Trois jours après la naissance d'un enfant, un membre de la famille vient annoncer au temple sa naissance. Les prêtres, alors, calculent l'oracle de naissance et le nom de naissance qui seront délivrés au temple huit ou vingt-quatre jours après la naissance lors de la cérémonie de l'enolin, qui confèrera à l'objet sa magie. L'enolin, après avoir été trempé dans l'eau du miroir, sera placé dans un sac en toile lavée dans le miroir du temple, et séché une nuit à la lumière de la lune, et une journée à la lumière du soleil (dans certaines région, ou à certaines saisons, on laisse préalablement la toile sous la pluie une nuit et un jour). Le sac contenant l'enolin sera traditionnellement conservé dans une niche au dessus de la fontaine de la maison où vit l'enfant, jusqu'à ce qu'il la quitte ou s'unisse.

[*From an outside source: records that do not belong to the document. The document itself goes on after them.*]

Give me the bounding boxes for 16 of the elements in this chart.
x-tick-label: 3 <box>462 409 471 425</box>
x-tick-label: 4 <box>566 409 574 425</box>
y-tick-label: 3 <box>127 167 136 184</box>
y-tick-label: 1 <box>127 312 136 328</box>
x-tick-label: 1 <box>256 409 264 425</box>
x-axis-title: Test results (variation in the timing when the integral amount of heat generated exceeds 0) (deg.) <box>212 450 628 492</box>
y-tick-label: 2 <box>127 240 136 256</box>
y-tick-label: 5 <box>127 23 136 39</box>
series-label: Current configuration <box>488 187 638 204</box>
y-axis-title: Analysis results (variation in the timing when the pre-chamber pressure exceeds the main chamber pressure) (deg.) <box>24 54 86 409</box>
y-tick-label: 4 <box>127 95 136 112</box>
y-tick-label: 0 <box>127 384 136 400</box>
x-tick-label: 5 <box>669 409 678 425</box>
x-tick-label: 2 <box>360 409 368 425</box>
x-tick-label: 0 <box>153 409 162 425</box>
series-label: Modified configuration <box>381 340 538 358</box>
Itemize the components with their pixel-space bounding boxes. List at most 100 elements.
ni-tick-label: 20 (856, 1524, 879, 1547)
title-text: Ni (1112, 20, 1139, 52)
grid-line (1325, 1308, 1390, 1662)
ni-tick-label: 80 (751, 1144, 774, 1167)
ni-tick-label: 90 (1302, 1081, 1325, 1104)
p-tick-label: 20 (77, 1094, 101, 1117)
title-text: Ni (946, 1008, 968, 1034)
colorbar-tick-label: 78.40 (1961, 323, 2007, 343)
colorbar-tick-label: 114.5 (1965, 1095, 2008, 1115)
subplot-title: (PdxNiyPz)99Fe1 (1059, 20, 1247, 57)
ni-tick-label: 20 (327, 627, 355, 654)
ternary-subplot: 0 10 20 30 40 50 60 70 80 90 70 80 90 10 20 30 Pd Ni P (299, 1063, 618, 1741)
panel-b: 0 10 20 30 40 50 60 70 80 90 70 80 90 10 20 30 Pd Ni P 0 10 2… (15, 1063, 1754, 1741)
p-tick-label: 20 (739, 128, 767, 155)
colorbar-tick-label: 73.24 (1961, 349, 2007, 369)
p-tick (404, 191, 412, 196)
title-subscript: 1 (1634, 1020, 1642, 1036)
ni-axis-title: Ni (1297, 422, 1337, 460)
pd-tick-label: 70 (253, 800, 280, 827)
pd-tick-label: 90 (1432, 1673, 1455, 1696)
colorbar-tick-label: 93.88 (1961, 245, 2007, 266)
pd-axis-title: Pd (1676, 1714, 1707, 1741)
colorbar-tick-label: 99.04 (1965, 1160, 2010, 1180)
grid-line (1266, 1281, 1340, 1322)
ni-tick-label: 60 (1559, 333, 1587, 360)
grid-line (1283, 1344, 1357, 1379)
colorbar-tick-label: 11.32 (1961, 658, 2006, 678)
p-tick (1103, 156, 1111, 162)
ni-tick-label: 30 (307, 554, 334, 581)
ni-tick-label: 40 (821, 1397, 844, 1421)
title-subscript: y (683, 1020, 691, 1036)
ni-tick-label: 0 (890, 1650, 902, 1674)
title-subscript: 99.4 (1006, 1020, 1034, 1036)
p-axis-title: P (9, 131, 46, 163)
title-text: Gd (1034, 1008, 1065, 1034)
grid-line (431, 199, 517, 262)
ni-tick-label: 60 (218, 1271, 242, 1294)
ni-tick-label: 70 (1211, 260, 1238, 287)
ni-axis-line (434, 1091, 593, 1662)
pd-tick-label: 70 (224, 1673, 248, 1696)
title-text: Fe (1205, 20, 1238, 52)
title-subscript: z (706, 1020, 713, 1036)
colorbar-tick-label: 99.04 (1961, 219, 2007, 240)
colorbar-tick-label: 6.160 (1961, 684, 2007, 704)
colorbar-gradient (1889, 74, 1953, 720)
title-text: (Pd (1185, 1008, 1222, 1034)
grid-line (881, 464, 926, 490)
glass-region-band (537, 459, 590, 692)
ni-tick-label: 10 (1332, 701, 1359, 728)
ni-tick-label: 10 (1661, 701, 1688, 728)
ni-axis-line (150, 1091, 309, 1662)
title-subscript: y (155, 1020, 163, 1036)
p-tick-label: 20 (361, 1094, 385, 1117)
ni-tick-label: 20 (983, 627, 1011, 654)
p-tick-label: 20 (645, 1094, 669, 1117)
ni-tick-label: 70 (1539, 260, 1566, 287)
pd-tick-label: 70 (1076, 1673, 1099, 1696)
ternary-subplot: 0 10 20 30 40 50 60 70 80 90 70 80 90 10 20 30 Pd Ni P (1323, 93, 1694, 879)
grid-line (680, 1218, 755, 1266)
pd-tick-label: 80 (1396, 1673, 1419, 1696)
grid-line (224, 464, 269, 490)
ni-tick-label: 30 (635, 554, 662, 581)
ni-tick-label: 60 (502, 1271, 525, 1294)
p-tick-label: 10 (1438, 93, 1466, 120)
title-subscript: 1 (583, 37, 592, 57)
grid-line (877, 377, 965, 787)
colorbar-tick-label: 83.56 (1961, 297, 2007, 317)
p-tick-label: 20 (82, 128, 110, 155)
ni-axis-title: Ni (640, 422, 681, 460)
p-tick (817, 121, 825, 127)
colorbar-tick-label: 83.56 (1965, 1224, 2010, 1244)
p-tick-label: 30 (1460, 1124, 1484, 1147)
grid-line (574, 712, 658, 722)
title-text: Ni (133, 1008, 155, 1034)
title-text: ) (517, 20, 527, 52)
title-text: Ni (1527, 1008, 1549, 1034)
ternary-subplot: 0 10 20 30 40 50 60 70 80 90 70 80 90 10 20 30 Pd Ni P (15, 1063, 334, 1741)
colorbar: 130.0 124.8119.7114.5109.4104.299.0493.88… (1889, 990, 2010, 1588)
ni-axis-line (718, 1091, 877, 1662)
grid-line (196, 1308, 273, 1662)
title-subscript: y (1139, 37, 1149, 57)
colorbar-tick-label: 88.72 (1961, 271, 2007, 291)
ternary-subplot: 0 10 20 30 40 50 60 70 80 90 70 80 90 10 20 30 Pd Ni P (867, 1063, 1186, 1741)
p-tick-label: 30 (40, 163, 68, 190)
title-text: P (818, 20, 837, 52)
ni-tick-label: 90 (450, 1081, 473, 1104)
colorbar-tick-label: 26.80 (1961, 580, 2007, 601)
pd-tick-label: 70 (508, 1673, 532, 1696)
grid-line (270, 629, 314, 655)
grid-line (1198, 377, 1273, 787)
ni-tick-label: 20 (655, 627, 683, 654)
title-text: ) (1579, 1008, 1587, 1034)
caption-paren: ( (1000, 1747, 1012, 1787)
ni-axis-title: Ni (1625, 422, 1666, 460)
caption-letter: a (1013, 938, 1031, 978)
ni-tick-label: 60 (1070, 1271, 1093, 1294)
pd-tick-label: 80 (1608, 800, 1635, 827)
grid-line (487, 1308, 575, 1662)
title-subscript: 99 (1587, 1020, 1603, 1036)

Jusqu'à ses huit ans, âge où il entre au temple pour son premier service, l'enfant doit toujours porter un vêtement ou un objet bleu sur lui. Il peut parfois s'agir d'un ruban, ou d'un simple fil bleu cousu dans les vêtements. Par là, on souhaite monter qu'il appartient à l'eau, attirer sur lui la faveur des dieux de l'eau, et en écarter les esprits mauvais qui peuvent prendre possession de l'esprit des enfants. D'un enfant au comportement étrange ou colérique, on dira : "il a perdu son fil bleu".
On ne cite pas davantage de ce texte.